Barnes & Noble (NYSE:BKS) shares plunged 12.4 percent on Tuesday and continued to edge lower in late afternoon hours. The book retailer reported earnings that were disappointing. The company’s fiscal first quarter revenue fell 8.5 percent to $1.3 billion, coming in just below analyst estimates of $1.32 billion. Consolidated earnings before interest, taxes, depreciation and amortization (EBITDA) showed a loss of $8.9 million versus earnings of $5.8 million in the fiscal first quarter of last year.

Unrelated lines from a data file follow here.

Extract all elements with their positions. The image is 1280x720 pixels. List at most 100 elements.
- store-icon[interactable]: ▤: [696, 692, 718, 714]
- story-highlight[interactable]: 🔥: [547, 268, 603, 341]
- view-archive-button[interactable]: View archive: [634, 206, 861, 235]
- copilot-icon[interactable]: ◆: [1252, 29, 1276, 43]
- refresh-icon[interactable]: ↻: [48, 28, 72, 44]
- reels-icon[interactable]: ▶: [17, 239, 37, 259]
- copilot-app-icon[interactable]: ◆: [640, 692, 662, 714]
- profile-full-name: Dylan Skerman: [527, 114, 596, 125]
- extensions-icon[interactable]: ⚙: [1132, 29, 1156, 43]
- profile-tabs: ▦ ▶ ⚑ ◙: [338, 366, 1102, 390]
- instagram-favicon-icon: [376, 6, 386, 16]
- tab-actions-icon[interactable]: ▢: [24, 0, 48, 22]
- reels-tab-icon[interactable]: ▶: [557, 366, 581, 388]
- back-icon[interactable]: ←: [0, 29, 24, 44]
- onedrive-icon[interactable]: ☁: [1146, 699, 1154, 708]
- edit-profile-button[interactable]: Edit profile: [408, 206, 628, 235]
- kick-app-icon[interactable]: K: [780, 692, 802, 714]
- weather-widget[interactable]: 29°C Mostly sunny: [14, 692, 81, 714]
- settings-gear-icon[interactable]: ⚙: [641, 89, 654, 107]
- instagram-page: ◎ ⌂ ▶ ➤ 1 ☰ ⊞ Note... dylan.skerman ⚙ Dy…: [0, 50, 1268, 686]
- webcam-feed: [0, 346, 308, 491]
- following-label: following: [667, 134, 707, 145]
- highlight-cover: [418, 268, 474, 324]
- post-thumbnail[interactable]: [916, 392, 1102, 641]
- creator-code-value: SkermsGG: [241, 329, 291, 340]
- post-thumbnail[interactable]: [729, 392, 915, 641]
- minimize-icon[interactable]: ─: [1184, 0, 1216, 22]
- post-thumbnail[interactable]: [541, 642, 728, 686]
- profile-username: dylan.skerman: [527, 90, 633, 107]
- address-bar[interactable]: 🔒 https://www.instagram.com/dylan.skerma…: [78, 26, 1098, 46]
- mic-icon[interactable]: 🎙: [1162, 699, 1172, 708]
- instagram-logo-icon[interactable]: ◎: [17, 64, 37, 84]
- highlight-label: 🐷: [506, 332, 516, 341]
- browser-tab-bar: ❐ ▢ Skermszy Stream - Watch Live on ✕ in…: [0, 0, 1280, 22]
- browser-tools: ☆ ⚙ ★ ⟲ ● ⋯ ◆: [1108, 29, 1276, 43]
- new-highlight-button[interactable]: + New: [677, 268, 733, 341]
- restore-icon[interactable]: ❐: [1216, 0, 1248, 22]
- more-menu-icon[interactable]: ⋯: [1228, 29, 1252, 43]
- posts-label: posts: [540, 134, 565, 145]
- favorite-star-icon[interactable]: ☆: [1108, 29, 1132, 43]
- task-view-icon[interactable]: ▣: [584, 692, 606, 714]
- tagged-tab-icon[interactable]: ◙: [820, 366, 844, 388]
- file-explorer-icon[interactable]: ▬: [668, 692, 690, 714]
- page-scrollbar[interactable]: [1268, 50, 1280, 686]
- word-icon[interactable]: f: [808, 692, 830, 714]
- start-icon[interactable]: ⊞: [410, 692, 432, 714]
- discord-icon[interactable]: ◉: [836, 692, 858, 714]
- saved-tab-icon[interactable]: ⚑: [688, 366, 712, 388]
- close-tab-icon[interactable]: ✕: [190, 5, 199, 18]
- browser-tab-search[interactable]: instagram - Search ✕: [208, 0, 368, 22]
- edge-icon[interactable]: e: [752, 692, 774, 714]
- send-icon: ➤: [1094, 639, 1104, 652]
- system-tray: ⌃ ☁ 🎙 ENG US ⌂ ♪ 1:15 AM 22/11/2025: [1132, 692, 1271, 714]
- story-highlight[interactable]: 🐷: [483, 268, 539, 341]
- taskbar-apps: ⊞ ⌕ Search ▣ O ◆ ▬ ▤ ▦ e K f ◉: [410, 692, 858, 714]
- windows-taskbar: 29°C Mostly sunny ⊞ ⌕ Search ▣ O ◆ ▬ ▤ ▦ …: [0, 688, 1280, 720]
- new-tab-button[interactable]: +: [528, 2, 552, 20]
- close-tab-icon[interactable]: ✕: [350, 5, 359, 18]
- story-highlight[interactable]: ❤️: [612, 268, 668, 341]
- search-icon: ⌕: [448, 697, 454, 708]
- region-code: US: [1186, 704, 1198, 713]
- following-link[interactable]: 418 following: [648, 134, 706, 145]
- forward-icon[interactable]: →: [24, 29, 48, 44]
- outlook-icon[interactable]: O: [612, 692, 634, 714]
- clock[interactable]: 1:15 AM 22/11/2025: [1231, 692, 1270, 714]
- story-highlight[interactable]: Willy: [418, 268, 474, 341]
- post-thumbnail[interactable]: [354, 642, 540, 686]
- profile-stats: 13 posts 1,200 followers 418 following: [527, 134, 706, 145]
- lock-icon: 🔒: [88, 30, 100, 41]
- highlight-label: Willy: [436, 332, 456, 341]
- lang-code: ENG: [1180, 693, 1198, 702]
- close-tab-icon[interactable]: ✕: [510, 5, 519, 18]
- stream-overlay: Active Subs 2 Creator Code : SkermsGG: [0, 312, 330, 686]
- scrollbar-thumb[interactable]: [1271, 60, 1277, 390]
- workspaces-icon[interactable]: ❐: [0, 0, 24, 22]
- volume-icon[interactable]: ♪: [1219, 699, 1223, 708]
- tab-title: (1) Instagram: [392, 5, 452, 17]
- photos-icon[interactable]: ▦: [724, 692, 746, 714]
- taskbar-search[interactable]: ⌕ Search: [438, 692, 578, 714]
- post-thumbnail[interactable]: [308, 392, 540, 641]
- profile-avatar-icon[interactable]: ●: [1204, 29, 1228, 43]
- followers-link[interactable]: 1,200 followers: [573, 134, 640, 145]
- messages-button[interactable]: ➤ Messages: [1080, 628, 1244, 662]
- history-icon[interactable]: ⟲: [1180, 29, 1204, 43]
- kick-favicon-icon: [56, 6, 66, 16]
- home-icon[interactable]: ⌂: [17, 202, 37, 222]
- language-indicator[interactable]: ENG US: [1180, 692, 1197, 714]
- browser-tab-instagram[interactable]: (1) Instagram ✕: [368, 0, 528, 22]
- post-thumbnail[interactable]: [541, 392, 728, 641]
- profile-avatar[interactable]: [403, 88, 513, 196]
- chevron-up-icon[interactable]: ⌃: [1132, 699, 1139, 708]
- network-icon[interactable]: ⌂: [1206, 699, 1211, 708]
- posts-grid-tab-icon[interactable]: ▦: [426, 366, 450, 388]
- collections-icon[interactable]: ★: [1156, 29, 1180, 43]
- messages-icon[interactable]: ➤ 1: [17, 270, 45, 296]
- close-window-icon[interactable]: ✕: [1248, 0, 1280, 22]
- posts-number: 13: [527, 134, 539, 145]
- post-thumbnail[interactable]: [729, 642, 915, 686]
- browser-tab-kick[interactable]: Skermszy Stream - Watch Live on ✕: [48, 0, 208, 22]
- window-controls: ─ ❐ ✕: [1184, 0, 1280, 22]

Shares of Tesla Motors (NASDAQ:TSLA) drove 3.2 percent higher on Tuesday and continued to edge higher in late afternoon trading. Tesla’s Model S sedan has received a perfect 5-star safety crash test rating from the National Highway Traffic Safety Administration, giving the company yet another addition to its trophy case. Only 1 percent or so of all cars tested by the federal government achieve 5 stars across the board. “The Model S has the advantage in the front of not having a large gasoline engine block,” StreetInsider reports. “Thus creating a much longer crumple zone to absorb a high speed impact.” Other automakers, such as Ford Motor (NYSE:F) and General Motors (NYSE:GM) also gained about 1 percent.
Apple (NASDAQ:AAPL) shares dipped 1.3 percent on Tuesday, but are up slightly in late afternoon hours. Analyst Chris Whitmore of Deutsche Bank recently told Apple Insider that if Apple increased its share buyback plan by another $50 billion at an average price of $500, it would add about $4.25 in earnings per share for the company’s fiscal year 2014. That represents an increase of about 10.5 percent over the year. Whitmore also believes the additional $50 billion buyback could be self-funding, since Apple’s interest expense on debt needed for the increase would only be about $1 billion — which would be offset by a reduction in dividend payments on the retired shares.